8. A circuit system for operating an image object tagging method, comprising: Obtain an image; The image is divided into one or more blocks using an object classification method. Each block is classified into a category and assigned a category label. The category label of each block corresponds to a depth range. The depth information of each pixel in the image is estimated using a depth estimation method. Based on the classification labels of each block of the image, the depth information of each pixel in each block is compared with the depth range corresponding to the classification label of the block to determine whether the depth information of each pixel in each block matches the classification of the block to which the pixel belongs. as well as When the depth information of any pixel in each block exceeds the depth range of its block, it is determined that the pixel does not match the classification of its block; when the depth information of any pixel in each block matches the classification of its block, the circuit system sets a weight according to the classification label of each block, and then performs a post-processing process on the image according to the weight of each block. If the depth information of any pixel does not match the classification of the block to which that pixel belongs, it is considered noise.

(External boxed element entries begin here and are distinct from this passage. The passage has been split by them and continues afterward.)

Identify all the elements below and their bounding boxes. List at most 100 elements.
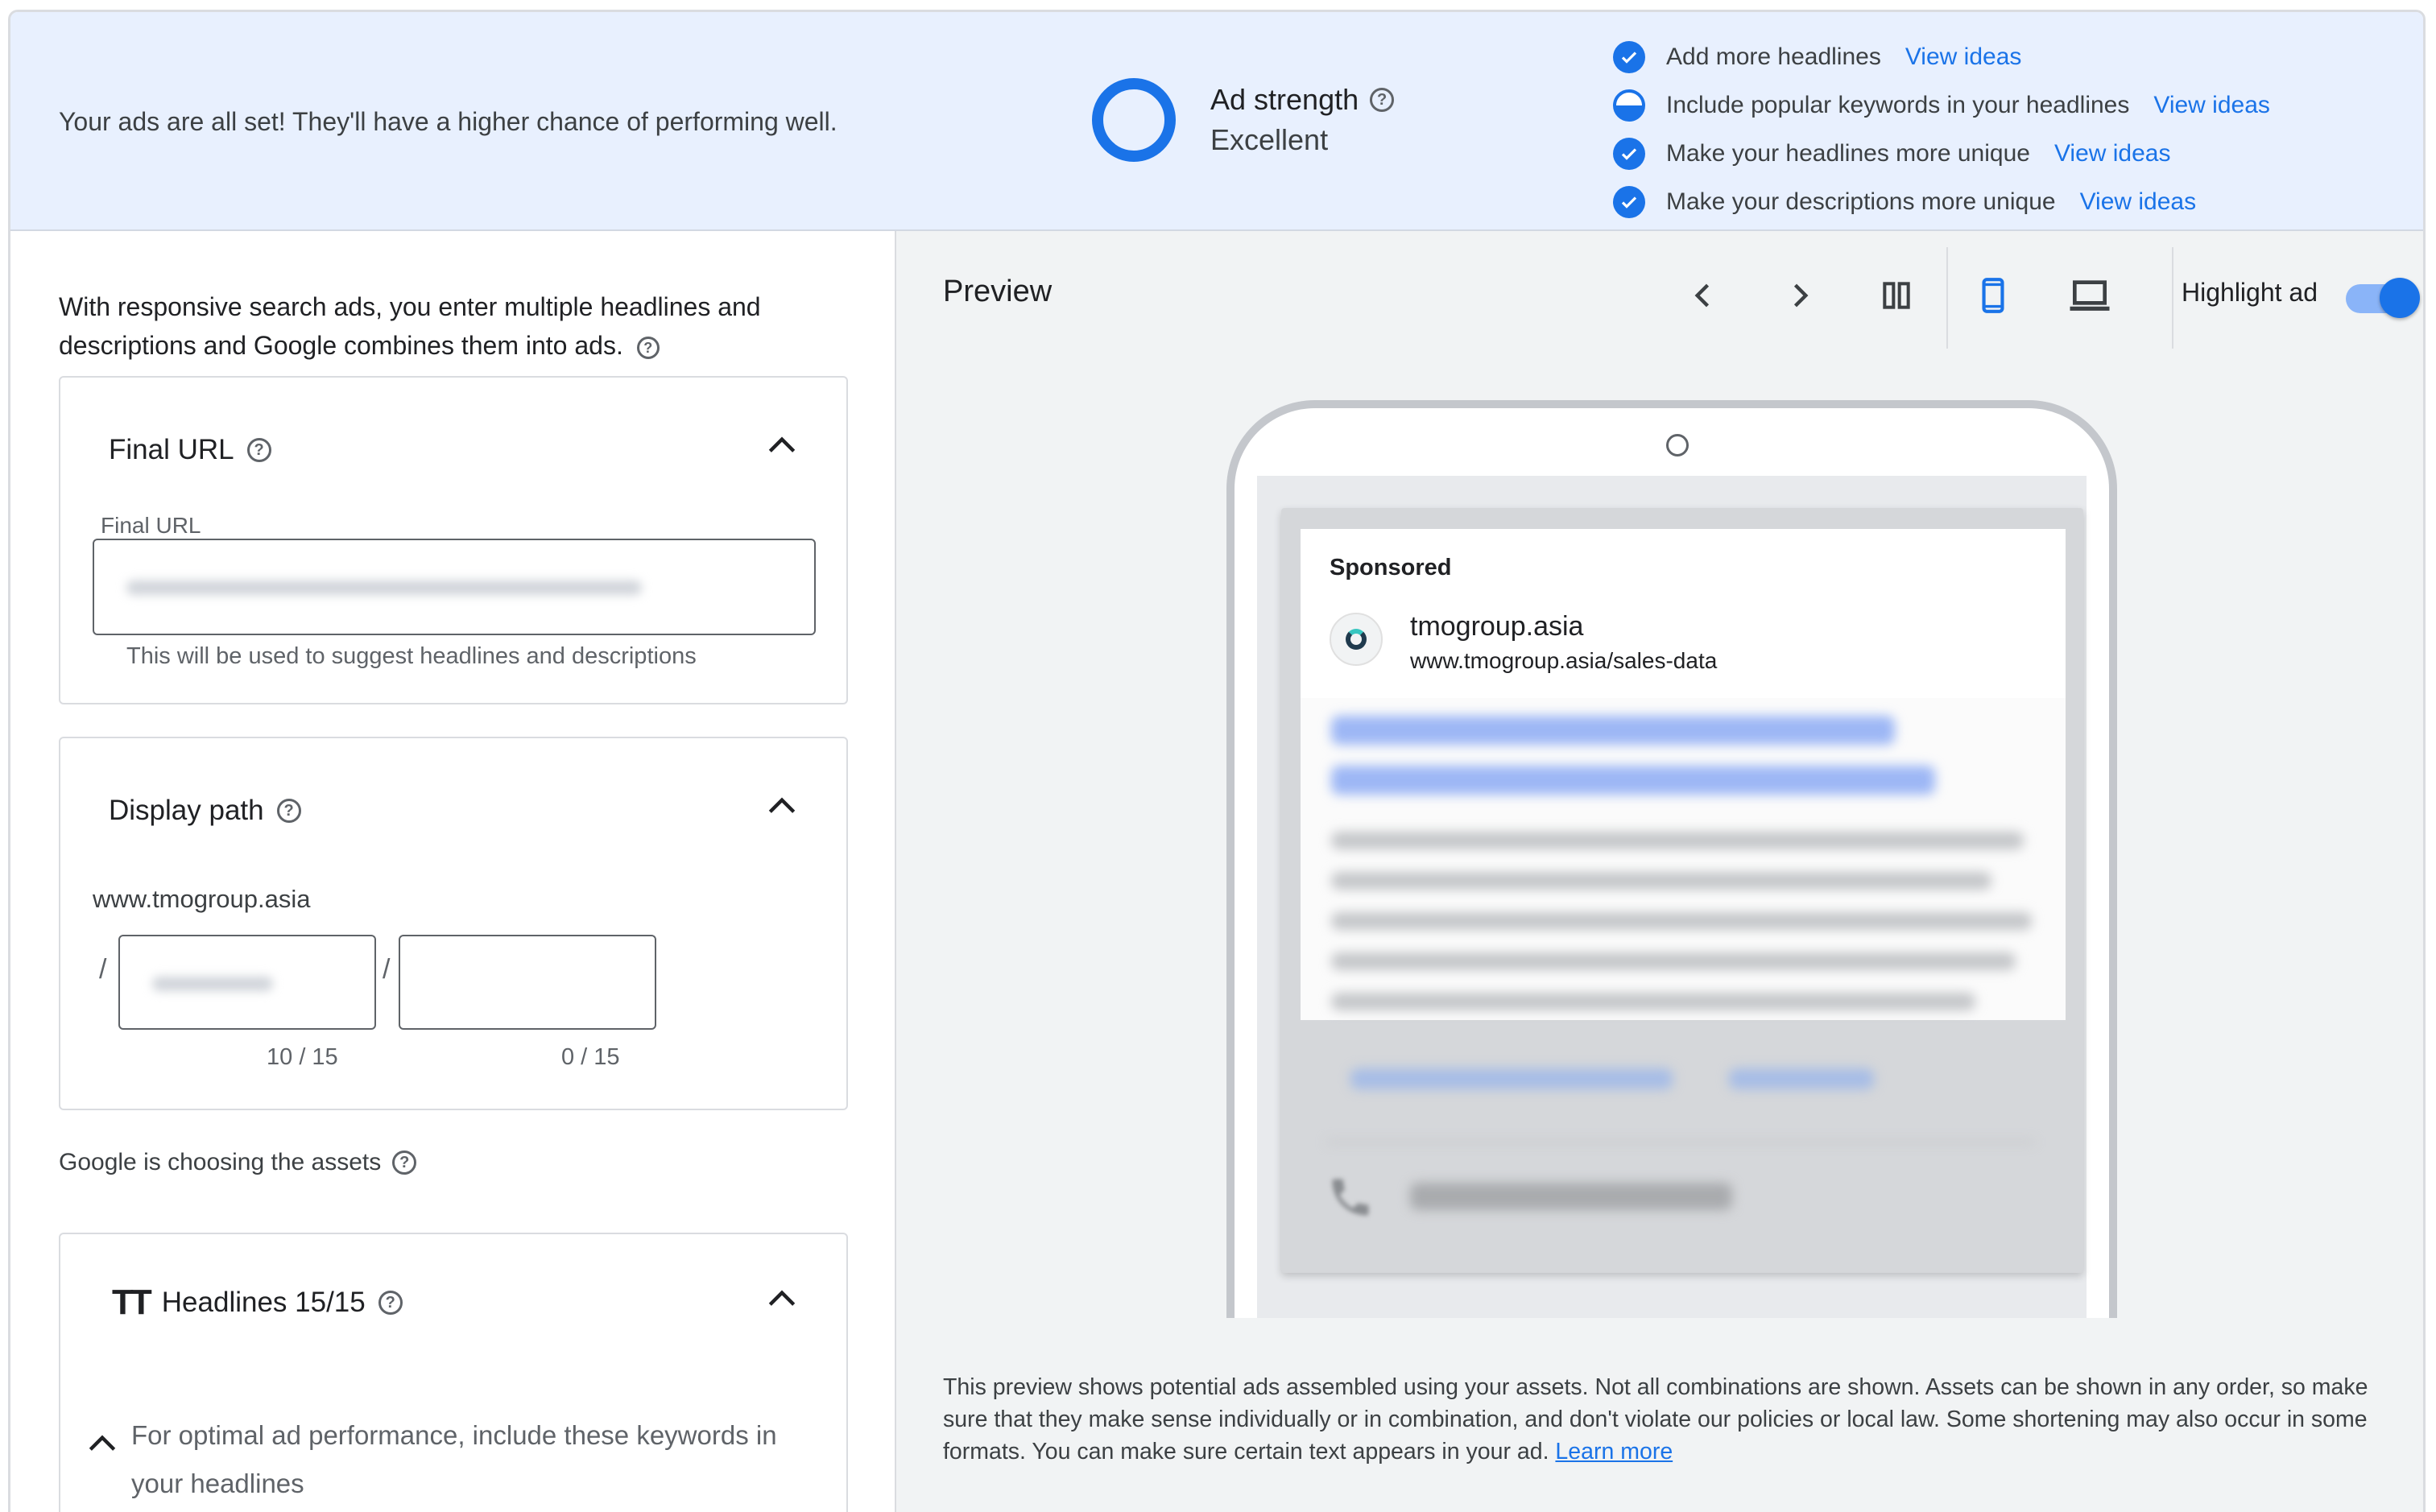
mobile-view-button[interactable] bbox=[1961, 263, 2025, 328]
display-path-header: Display path ? bbox=[109, 795, 301, 827]
asset-choice-text: Google is choosing the assets bbox=[59, 1149, 382, 1175]
desktop-view-button[interactable] bbox=[2058, 263, 2122, 328]
redacted-url-value bbox=[126, 580, 642, 595]
learn-more-link[interactable]: Learn more bbox=[1555, 1439, 1673, 1464]
view-ideas-link[interactable]: View ideas bbox=[2153, 92, 2270, 119]
ad-strength-ring-icon bbox=[1092, 78, 1176, 162]
chevron-left-icon bbox=[1694, 283, 1710, 308]
redacted-headline bbox=[1331, 766, 1935, 795]
chevron-right-icon bbox=[1793, 283, 1809, 308]
help-icon[interactable]: ? bbox=[636, 336, 660, 359]
ad-strength-value: Excellent bbox=[1210, 123, 1329, 156]
ad-strength-title: Ad strength bbox=[1210, 83, 1359, 116]
camera-icon bbox=[1666, 434, 1689, 456]
phone-screen: Sponsored tmogroup.asia www.tmogroup.asi… bbox=[1257, 476, 2087, 1318]
chevron-up-icon[interactable] bbox=[764, 428, 800, 463]
toolbar-divider bbox=[2172, 247, 2173, 349]
help-icon[interactable]: ? bbox=[246, 438, 271, 462]
redacted-sitelink bbox=[1350, 1068, 1673, 1089]
display-domain: www.tmogroup.asia bbox=[93, 885, 311, 913]
columns-view-button[interactable] bbox=[1864, 263, 1929, 328]
phone-mockup: Sponsored tmogroup.asia www.tmogroup.asi… bbox=[1226, 400, 2117, 1318]
help-icon[interactable]: ? bbox=[276, 799, 301, 823]
final-url-header: Final URL ? bbox=[109, 434, 271, 466]
smartphone-icon bbox=[1982, 278, 2004, 313]
ad-strength-label: Ad strength ? bbox=[1210, 83, 1395, 117]
chevron-up-icon[interactable] bbox=[85, 1426, 120, 1461]
headlines-card: TT Headlines 15/15 ? For optimal ad perf… bbox=[59, 1233, 848, 1512]
text-format-icon: TT bbox=[112, 1283, 152, 1322]
tip-text: Add more headlines bbox=[1666, 43, 1881, 70]
ad-header: Sponsored tmogroup.asia www.tmogroup.asi… bbox=[1301, 529, 2066, 698]
view-ideas-link[interactable]: View ideas bbox=[2054, 140, 2171, 167]
chevron-up-icon[interactable] bbox=[764, 1281, 800, 1316]
next-button[interactable] bbox=[1768, 263, 1832, 328]
final-url-title: Final URL bbox=[109, 434, 234, 465]
ad-editor-panel: With responsive search ads, you enter mu… bbox=[10, 231, 896, 1512]
redacted-description bbox=[1331, 993, 1975, 1010]
redacted-description bbox=[1331, 872, 1991, 890]
highlight-ad-label: Highlight ad bbox=[2182, 278, 2318, 307]
asset-choice-note: Google is choosing the assets ? bbox=[59, 1149, 417, 1176]
ad-strength-tips: Add more headlines View ideas Include po… bbox=[1613, 33, 2270, 226]
ad-body-redacted bbox=[1301, 698, 2066, 1020]
toolbar-divider bbox=[1946, 247, 1948, 349]
ad-display-url: www.tmogroup.asia/sales-data bbox=[1410, 648, 1718, 673]
check-circle-icon bbox=[1613, 186, 1645, 218]
path-1-counter: 10 / 15 bbox=[267, 1044, 338, 1070]
redacted-description bbox=[1331, 952, 2016, 970]
phone-call-icon bbox=[1332, 1179, 1369, 1216]
help-icon[interactable]: ? bbox=[1370, 88, 1395, 112]
display-path-title: Display path bbox=[109, 795, 264, 826]
tip-text: Make your headlines more unique bbox=[1666, 140, 2030, 167]
path-2-counter: 0 / 15 bbox=[561, 1044, 620, 1070]
view-ideas-link[interactable]: View ideas bbox=[1905, 43, 2022, 71]
path-separator: / bbox=[383, 954, 391, 985]
toggle-knob[interactable] bbox=[2380, 278, 2420, 318]
laptop-icon bbox=[2070, 280, 2110, 311]
app-frame: Your ads are all set! They'll have a hig… bbox=[8, 10, 2426, 1512]
tip-item: Include popular keywords in your headlin… bbox=[1613, 81, 2270, 130]
redacted-headline bbox=[1331, 716, 1895, 745]
tip-item: Make your descriptions more unique View … bbox=[1613, 178, 2270, 226]
final-url-input[interactable] bbox=[93, 539, 816, 635]
headlines-header: TT Headlines 15/15 ? bbox=[112, 1283, 403, 1323]
redacted-path-value bbox=[152, 977, 273, 991]
redacted-description bbox=[1331, 912, 2032, 930]
display-path-card: Display path ? www.tmogroup.asia / / 10 … bbox=[59, 737, 848, 1110]
preview-disclaimer: This preview shows potential ads assembl… bbox=[943, 1371, 2384, 1468]
previous-button[interactable] bbox=[1671, 263, 1735, 328]
final-url-field-label: Final URL bbox=[93, 513, 209, 539]
help-icon[interactable]: ? bbox=[392, 1151, 417, 1175]
preview-panel: Preview Highlight ad Sponsored tmogroup.… bbox=[896, 231, 2423, 1512]
path-2-input[interactable] bbox=[399, 935, 656, 1030]
final-url-hint: This will be used to suggest headlines a… bbox=[126, 643, 697, 669]
check-circle-icon bbox=[1613, 138, 1645, 170]
tip-item: Add more headlines View ideas bbox=[1613, 33, 2270, 81]
chevron-up-icon[interactable] bbox=[764, 788, 800, 824]
tip-text: Include popular keywords in your headlin… bbox=[1666, 92, 2130, 118]
view-column-icon bbox=[1883, 282, 1910, 309]
site-favicon bbox=[1330, 613, 1383, 666]
ad-divider bbox=[1326, 1141, 2035, 1143]
path-separator: / bbox=[99, 954, 107, 985]
ad-preview-card: Sponsored tmogroup.asia www.tmogroup.asi… bbox=[1281, 508, 2083, 1273]
intro-text: With responsive search ads, you enter mu… bbox=[59, 287, 832, 365]
preview-title: Preview bbox=[943, 275, 1053, 308]
redacted-description bbox=[1331, 832, 2024, 849]
headlines-title: Headlines 15/15 bbox=[161, 1287, 366, 1318]
check-circle-icon bbox=[1613, 41, 1645, 73]
half-circle-icon bbox=[1613, 89, 1645, 122]
sponsored-label: Sponsored bbox=[1330, 555, 1452, 580]
keyword-suggestion-text: For optimal ad performance, include thes… bbox=[131, 1420, 777, 1498]
tip-item: Make your headlines more unique View ide… bbox=[1613, 130, 2270, 178]
tip-text: Make your descriptions more unique bbox=[1666, 188, 2056, 215]
path-1-input[interactable] bbox=[118, 935, 376, 1030]
redacted-call-text bbox=[1410, 1183, 1732, 1210]
ad-strength-banner: Your ads are all set! They'll have a hig… bbox=[10, 12, 2423, 231]
redacted-sitelink bbox=[1729, 1068, 1874, 1089]
ad-site-name: tmogroup.asia bbox=[1410, 611, 1584, 642]
banner-message: Your ads are all set! They'll have a hig… bbox=[59, 107, 838, 136]
help-icon[interactable]: ? bbox=[378, 1291, 403, 1315]
view-ideas-link[interactable]: View ideas bbox=[2080, 188, 2197, 216]
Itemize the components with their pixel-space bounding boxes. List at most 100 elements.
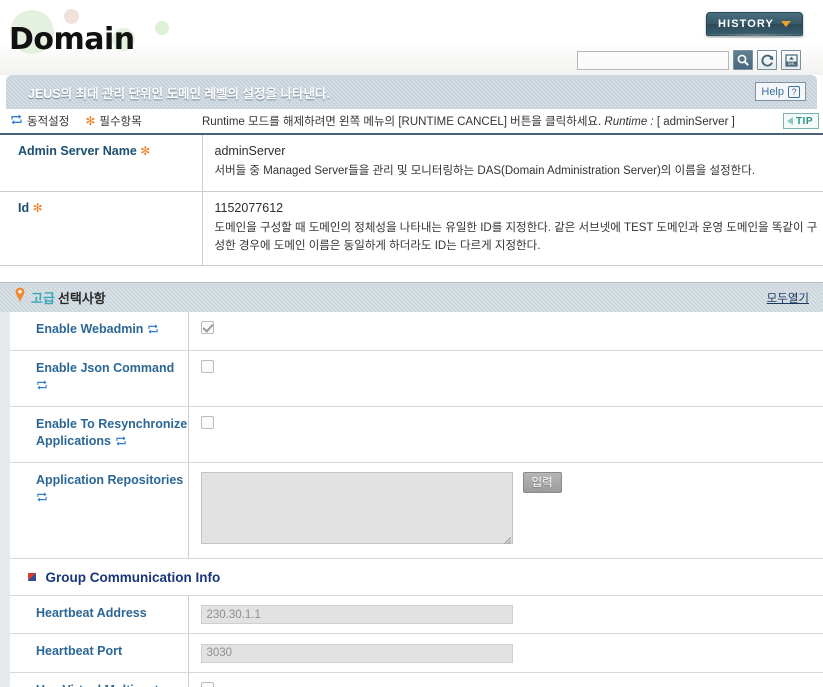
help-button-label: Help <box>761 85 784 98</box>
dynamic-setting-icon <box>10 113 23 129</box>
runtime-note: Runtime 모드를 해제하려면 왼쪽 메뉴의 [RUNTIME CANCEL… <box>202 113 735 129</box>
svg-text:XML: XML <box>787 62 795 66</box>
question-mark-icon: ? <box>788 85 800 98</box>
page-description-banner: JEUS의 최대 관리 단위인 도메인 레벨의 설정을 나타낸다. Help ? <box>6 75 817 109</box>
advanced-settings-table: Enable Webadmin Enable Json Command Enab… <box>10 312 823 687</box>
search-icon[interactable] <box>733 50 753 70</box>
basic-settings-table: Admin Server Name ✻ adminServer 서버들 중 Ma… <box>0 135 823 267</box>
value-text: adminServer <box>214 144 286 158</box>
history-button-shadow <box>700 34 812 38</box>
asterisk-icon: ✻ <box>140 144 151 158</box>
table-row: Id ✻ 1152077612 도메인을 구성할 때 도메인의 정체성을 나타내… <box>0 191 823 267</box>
advanced-section-body: Enable Webadmin Enable Json Command Enab… <box>0 312 823 687</box>
row-label-admin-server-name: Admin Server Name ✻ <box>0 135 203 192</box>
heartbeat-address-input[interactable] <box>200 605 513 625</box>
table-row: Enable To Resynchronize Applications <box>10 406 823 463</box>
textarea-wrapper <box>200 471 513 549</box>
table-row: Heartbeat Port <box>10 633 823 673</box>
xml-upload-icon[interactable]: XML <box>781 50 801 70</box>
tip-badge[interactable]: TIP <box>782 113 819 129</box>
enable-json-command-checkbox[interactable] <box>200 359 214 373</box>
enable-webadmin-checkbox[interactable] <box>200 321 214 335</box>
banner-text: JEUS의 최대 관리 단위인 도메인 레벨의 설정을 나타낸다. <box>28 86 330 101</box>
row-label-id: Id ✻ <box>0 191 203 267</box>
dynamic-setting-icon <box>36 379 48 397</box>
square-bullet-icon <box>28 572 36 581</box>
asterisk-icon: ✻ <box>32 200 43 215</box>
history-button[interactable]: HISTORY <box>706 12 803 36</box>
runtime-note-text: Runtime 모드를 해제하려면 왼쪽 메뉴의 [RUNTIME CANCEL… <box>202 116 602 128</box>
table-row: Heartbeat Address <box>10 595 823 635</box>
pin-marker-icon <box>14 287 26 308</box>
value-text: 1152077612 <box>214 200 284 215</box>
expand-all-link[interactable]: 모두열기 <box>767 290 809 306</box>
subheader-cell: Group Communication Info <box>10 558 823 596</box>
row-label-heartbeat-port: Heartbeat Port <box>10 633 189 673</box>
help-button[interactable]: Help ? <box>755 82 806 101</box>
label-text: Enable Json Command <box>36 360 175 375</box>
refresh-icon[interactable] <box>757 50 777 70</box>
page-header: Domain HISTORY XML <box>0 0 823 75</box>
row-value-enable-webadmin <box>188 312 823 351</box>
label-text: Id <box>18 200 30 215</box>
dynamic-setting-icon <box>147 323 159 341</box>
label-text: Heartbeat Port <box>36 644 123 659</box>
dynamic-setting-icon <box>36 491 48 509</box>
application-repositories-input-button[interactable]: 입력 <box>522 471 562 493</box>
value-description: 서버들 중 Managed Server들을 관리 및 모니터링하는 DAS(D… <box>214 165 756 177</box>
search-toolbar: XML <box>577 50 801 70</box>
label-text: Heartbeat Address <box>36 605 147 620</box>
table-row: Application Repositories 입력 <box>10 462 823 559</box>
runtime-label: Runtime : <box>604 116 654 128</box>
table-row: Enable Webadmin <box>10 312 823 351</box>
row-value-enable-json-command <box>188 350 823 407</box>
label-text: Use Virtual Multicast <box>36 683 159 687</box>
advanced-section-header: 고급 선택사항 모두열기 <box>0 282 823 313</box>
asterisk-icon: ✻ <box>85 114 96 128</box>
row-value-heartbeat-address <box>188 595 823 635</box>
runtime-value: [ adminServer ] <box>656 116 735 128</box>
group-communication-subheader: Group Communication Info <box>10 558 823 596</box>
legend-dynamic-label: 동적설정 <box>27 116 70 128</box>
arrow-left-icon <box>786 117 793 125</box>
label-text: Enable To Resynchronize Applications <box>36 416 188 449</box>
history-button-label: HISTORY <box>718 18 774 30</box>
row-label-use-virtual-multicast: Use Virtual Multicast <box>10 672 189 687</box>
table-row: Use Virtual Multicast <box>10 672 823 687</box>
row-label-heartbeat-address: Heartbeat Address <box>10 595 189 635</box>
table-row: Enable Json Command <box>10 350 823 407</box>
use-virtual-multicast-checkbox[interactable] <box>200 681 214 687</box>
row-value-use-virtual-multicast <box>188 672 823 687</box>
decor-circle-small <box>155 21 169 35</box>
application-repositories-control: 입력 <box>200 471 823 549</box>
legend-dynamic-setting: 동적설정 <box>10 113 69 129</box>
row-value-heartbeat-port <box>188 633 823 673</box>
tip-badge-label: TIP <box>795 115 813 127</box>
legend-required-label: 필수항목 <box>99 116 142 128</box>
row-value-id: 1152077612 도메인을 구성할 때 도메인의 정체성을 나타내는 유일한… <box>202 191 823 267</box>
label-text: Application Repositories <box>36 472 184 487</box>
row-value-application-repositories: 입력 <box>188 462 823 559</box>
subheader-title: Group Communication Info <box>45 569 221 585</box>
label-text: Admin Server Name <box>18 144 137 158</box>
advanced-title-highlight: 고급 <box>31 291 55 307</box>
row-label-enable-resynchronize-applications: Enable To Resynchronize Applications <box>10 406 189 463</box>
row-label-enable-webadmin: Enable Webadmin <box>10 312 189 351</box>
row-value-enable-resynchronize-applications <box>188 406 823 463</box>
table-row: Admin Server Name ✻ adminServer 서버들 중 Ma… <box>0 135 823 192</box>
advanced-title-rest: 선택사항 <box>57 291 106 307</box>
row-label-application-repositories: Application Repositories <box>10 462 189 559</box>
application-repositories-textarea[interactable] <box>200 471 513 544</box>
chevron-down-icon <box>781 21 791 27</box>
row-value-admin-server-name: adminServer 서버들 중 Managed Server들을 관리 및 … <box>202 135 823 192</box>
value-description: 도메인을 구성할 때 도메인의 정체성을 나타내는 유일한 ID를 지정한다. … <box>214 221 818 252</box>
enable-resynchronize-applications-checkbox[interactable] <box>200 415 214 429</box>
page-title: Domain <box>9 22 135 57</box>
legend-required-item: ✻ 필수항목 <box>85 113 141 129</box>
heartbeat-port-input[interactable] <box>200 643 513 663</box>
dynamic-setting-icon <box>115 435 127 453</box>
legend-bar: 동적설정 ✻ 필수항목 Runtime 모드를 해제하려면 왼쪽 메뉴의 [RU… <box>0 109 823 135</box>
row-label-enable-json-command: Enable Json Command <box>10 350 189 407</box>
label-text: Enable Webadmin <box>36 322 144 337</box>
search-input[interactable] <box>577 50 729 70</box>
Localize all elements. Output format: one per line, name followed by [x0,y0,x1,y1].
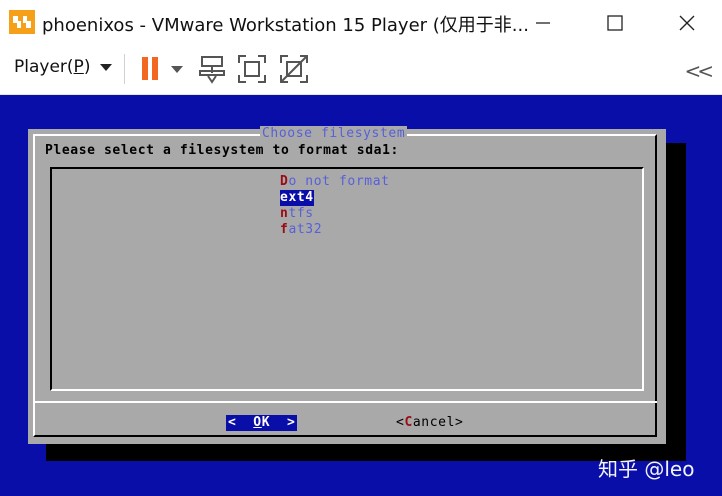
maximize-button[interactable] [592,8,638,38]
ok-button[interactable]: < OK > [226,415,298,431]
cancel-button[interactable]: <Cancel> [396,415,463,431]
fit-guest-button[interactable] [237,54,267,84]
option-label: at32 [288,222,323,237]
collapse-toolbar-icon[interactable]: << [684,59,713,83]
ok-right: > [270,415,296,430]
minimize-icon [536,22,550,24]
watermark: 知乎 @leo [598,457,695,481]
fullscreen-icon [238,55,266,83]
window-titlebar: phoenixos - VMware Workstation 15 Player… [0,0,722,44]
filesystem-dialog: Choose filesystem Please select a filesy… [28,126,666,444]
option-label: o not format [288,174,390,189]
unity-disabled-icon [280,55,308,83]
ok-rest: K [261,415,271,430]
vm-console[interactable]: Choose filesystem Please select a filesy… [0,95,722,496]
network-icon [199,56,225,84]
pause-dropdown-icon [171,66,183,73]
pause-icon-bar-right [152,57,158,80]
option-fat32[interactable]: fat32 [280,222,322,238]
ok-hotkey: O [253,415,262,430]
close-button[interactable] [664,8,710,38]
cancel-rest: ancel> [412,415,464,430]
chevron-down-icon [100,63,113,71]
dialog-title: Choose filesystem [260,126,408,141]
option-label: tfs [288,206,314,221]
ok-left: < [228,415,254,430]
option-ntfs[interactable]: ntfs [280,206,314,222]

9. The circuitry of claim 8, wherein, Each block is assigned a classification label corresponding to a depth range. When the depth information of any pixel in a block exceeds the depth range of its block, the pixel is determined not to match the classification of its block. In each block, a depth difference is obtained based on the individual depth information of multiple pixels in the block. Pixels in the block whose depth difference is greater than a depth difference threshold are considered noise. Furthermore, a relative positional relationship is established between the multiple blocks with different classification labels. By comparing the depth information of the pixels in the multiple blocks, pixels that do not conform to the relative positional relationship are regarded as noise.